# more pics



## pinkjell (Apr 22, 2010)

since the site went down i thought i would resubmit some pics of my bettas and their homes, as well as some new betta pics.

The glass boxes were from mykiss, and out of all the small containers/bowls/homes i have bought for my bettas, these are by far the best. I have found these to be good in that there is little water loss due to the lid, and the water has remained quite clear for over a week, which helps when you have so many to clean. The one thing that i would probably do is drill a small hole in all the lids so when your feeding you can just drop the food in. Ill get to that one day.

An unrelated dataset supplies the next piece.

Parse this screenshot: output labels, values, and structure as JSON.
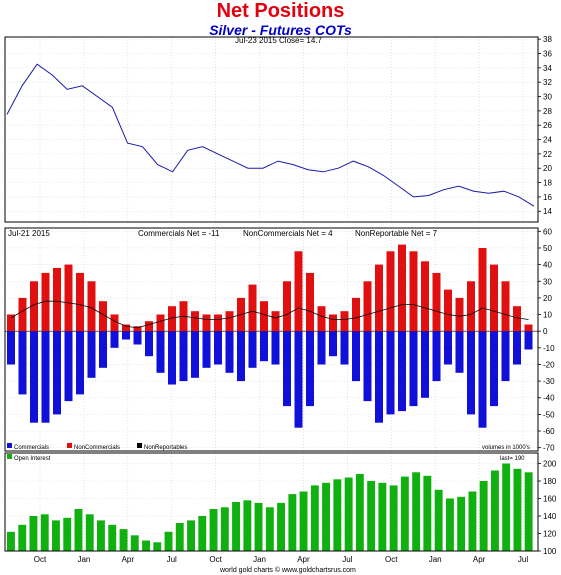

http://i304.photobucket.com/albums/nn176/pinkjello900/HPIM5084.jpg

This is my new betta - currently with the name Grant LOL..anyways, cruddy pic but you can see the colors - black head, blue body, first part of fins green, and the rest while. The pictures doesnt do him justice at all.

http://i304.photobucket.com/albums/nn176/pinkjello900/HPIM5188.jpg

my camera makes his fins look all blue, but they are a beautiful white.
http://i304.photobucket.com/albums/nn176/pinkjello900/HPIM5264.jpg

http://i304.photobucket.com/albums/nn176/pinkjello900/HPIM5202.jpg

http://i304.photobucket.com/albums/nn176/pinkjello900/51935203.jpg


----------



## TomC (Apr 21, 2010)

I like the pyramid of tanks.


----------



## pinkjell (Apr 22, 2010)

i do too..and im in the need for another 10..

im going to Island pets tonight so ill see if i can get you two goldfish - ill call you if i get some. 

ttys


----------